E la prossima entrata di Generali nell’azionariato del Monte, come secondo azionista dopo lo Stato, comunque un investimento finanziario, come ha sottolineato ieri il ceo del Leone, Philippe Donnet, non pone problemi ad Axa , partner assicurativo della banca senese, che ha sottolineato la collaborazione di lungo termine in atto con l’istituto. “Generali diventerà azionista di Mps con la conversione dei bond.
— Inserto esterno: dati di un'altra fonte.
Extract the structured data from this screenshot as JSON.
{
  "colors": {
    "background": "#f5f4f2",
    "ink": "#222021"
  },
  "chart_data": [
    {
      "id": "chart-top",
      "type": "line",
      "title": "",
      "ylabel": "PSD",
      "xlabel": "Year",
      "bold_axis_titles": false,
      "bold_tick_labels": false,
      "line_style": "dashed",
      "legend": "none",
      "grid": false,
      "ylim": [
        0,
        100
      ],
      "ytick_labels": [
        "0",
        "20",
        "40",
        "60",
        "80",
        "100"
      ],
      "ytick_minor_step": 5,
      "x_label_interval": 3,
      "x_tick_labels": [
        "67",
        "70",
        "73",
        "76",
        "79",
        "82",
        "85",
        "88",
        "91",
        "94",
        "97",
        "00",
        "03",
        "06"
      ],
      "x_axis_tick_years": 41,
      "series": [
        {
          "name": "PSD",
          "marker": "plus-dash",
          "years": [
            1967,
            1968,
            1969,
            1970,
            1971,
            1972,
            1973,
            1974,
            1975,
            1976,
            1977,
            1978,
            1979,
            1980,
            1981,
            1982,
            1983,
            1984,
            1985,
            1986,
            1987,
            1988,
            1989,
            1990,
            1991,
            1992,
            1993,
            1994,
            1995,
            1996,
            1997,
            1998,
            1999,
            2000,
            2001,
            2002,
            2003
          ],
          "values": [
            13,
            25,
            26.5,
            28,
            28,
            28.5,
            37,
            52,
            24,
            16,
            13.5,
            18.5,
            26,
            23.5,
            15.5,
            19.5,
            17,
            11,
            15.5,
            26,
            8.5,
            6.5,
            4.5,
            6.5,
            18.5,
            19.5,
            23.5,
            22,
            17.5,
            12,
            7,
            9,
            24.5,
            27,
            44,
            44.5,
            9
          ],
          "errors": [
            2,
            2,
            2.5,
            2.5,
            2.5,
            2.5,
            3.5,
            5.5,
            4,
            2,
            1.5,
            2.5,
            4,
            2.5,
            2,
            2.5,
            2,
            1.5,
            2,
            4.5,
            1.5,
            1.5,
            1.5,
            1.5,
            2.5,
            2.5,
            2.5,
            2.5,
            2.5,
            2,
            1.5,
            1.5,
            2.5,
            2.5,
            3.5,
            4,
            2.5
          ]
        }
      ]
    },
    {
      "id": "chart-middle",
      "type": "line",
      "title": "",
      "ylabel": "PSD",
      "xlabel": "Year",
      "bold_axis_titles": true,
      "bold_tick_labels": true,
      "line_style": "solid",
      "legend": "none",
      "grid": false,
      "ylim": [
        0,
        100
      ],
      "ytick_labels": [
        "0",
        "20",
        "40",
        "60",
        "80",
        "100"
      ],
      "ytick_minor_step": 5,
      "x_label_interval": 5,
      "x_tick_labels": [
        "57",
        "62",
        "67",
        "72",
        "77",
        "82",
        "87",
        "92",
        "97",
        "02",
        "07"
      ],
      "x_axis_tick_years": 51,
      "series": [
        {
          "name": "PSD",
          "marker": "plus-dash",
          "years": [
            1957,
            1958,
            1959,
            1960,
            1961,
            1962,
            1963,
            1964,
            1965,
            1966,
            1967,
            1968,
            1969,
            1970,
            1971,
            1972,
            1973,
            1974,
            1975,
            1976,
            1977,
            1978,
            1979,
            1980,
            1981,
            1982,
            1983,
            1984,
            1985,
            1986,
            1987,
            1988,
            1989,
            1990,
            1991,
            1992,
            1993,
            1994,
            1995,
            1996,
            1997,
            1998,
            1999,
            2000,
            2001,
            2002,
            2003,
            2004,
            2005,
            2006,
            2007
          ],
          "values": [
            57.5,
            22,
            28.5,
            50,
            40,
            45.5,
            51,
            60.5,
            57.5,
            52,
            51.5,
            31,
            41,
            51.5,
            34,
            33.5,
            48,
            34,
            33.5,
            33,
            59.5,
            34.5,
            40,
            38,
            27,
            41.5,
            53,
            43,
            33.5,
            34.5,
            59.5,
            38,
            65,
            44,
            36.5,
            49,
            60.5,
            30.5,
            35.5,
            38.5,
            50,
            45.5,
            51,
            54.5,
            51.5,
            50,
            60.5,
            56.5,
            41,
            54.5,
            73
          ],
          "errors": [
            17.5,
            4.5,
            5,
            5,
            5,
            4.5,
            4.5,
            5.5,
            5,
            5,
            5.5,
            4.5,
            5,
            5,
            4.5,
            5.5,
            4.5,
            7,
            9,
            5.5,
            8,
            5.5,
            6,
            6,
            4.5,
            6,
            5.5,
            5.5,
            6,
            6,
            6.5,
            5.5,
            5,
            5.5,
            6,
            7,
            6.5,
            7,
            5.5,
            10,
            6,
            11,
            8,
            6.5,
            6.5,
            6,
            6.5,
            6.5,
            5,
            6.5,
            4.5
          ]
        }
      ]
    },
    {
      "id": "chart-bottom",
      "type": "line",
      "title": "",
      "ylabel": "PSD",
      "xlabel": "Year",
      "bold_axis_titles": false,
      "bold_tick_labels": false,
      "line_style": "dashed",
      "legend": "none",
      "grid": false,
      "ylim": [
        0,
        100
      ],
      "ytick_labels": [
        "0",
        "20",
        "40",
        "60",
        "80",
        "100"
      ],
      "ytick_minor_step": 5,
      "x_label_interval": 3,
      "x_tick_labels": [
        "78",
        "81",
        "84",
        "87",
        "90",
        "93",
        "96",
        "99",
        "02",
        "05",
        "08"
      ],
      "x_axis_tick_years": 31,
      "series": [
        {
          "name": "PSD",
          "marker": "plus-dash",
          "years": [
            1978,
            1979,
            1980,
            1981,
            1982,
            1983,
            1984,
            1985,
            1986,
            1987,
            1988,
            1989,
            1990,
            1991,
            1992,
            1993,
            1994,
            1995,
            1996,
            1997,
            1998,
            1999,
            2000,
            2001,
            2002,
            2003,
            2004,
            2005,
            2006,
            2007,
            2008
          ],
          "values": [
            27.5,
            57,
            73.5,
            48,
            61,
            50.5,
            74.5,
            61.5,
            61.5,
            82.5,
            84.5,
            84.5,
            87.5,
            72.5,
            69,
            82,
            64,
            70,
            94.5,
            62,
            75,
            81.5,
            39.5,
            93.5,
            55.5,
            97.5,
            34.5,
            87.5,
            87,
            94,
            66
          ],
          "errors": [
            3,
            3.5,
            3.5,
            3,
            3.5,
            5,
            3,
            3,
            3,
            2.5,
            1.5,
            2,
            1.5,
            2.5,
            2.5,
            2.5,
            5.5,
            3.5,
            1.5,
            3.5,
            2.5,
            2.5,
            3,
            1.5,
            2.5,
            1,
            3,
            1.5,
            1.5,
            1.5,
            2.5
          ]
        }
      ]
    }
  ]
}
Questo non ci pone un problema particolare”, ha spiegato Harlin, per poi assicurare che “per noi Mps è un partner di lungo termine e siamo pronti a sviluppare la nostra attività, siamo ottimisti”.

Axa ha registrato nel primo semestre di quest’anno un utile netto di 3,3 miliardi di euro, in progresso del 2%. Il risultato operativo è cresciuto del 4% a 3,17 miliardi e il giro d’affari ha raggiunto quota 54,3 miliardi (+0,5%). L’indice di solidità patrimoniale Solvency II è migliorato di 4 punti percentuali rispetto alla fine del 2016 al 201% e il RoE di 0,1 punti al 14,7%.

Più nel dettaglio, il settore Vita, Risparmio e Previdenza ha registrato una raccolta di 31,1 miliardi, in calo dell’1%, con un risultato operativo di 2 miliardi, in progresso del 3%. Invece, il settore Danni ha visto premi per 21 miliardi (+1%) con un combined ratio migliorato di 0,3 punti al 96,1%. Quanto ai ricavi dall’asset management hanno totalizzato 1,94 miliardi (+6%) e le masse medie in gestione 1,102 miliardi di euro (+5%).

L’aumento dell’utile netto, ha spiegato la compagnia, è legato a sua volta al miglioramento del risultato corrente, a una variazione favorevole del fair value degli asset e dei prodotti derivati e ai minori costi di ristrutturazione, in parte compensanti dalle minori plusvalenze nette rispetto alla prima metà del 2016. “Axa ha realizzato una buona performance nel primo semestre. La crescita del risultato operativo per azione del 5% (a 1,26 euro, ndr) dimostra la solidità dei nostri fondamentali e la pertinenza del nostro piano strategico Ambition 2020”, ha commentato il ceo, Thomas Buberl. Il gruppo ha anche proseguito gli sforzi volti “a sottoscrivere affari redditizi, come dimostra il forte margine sulla nuova produzione Vita e la crescita nelle linee più redditizie come l’assicurazione danni esclusa l’auto”.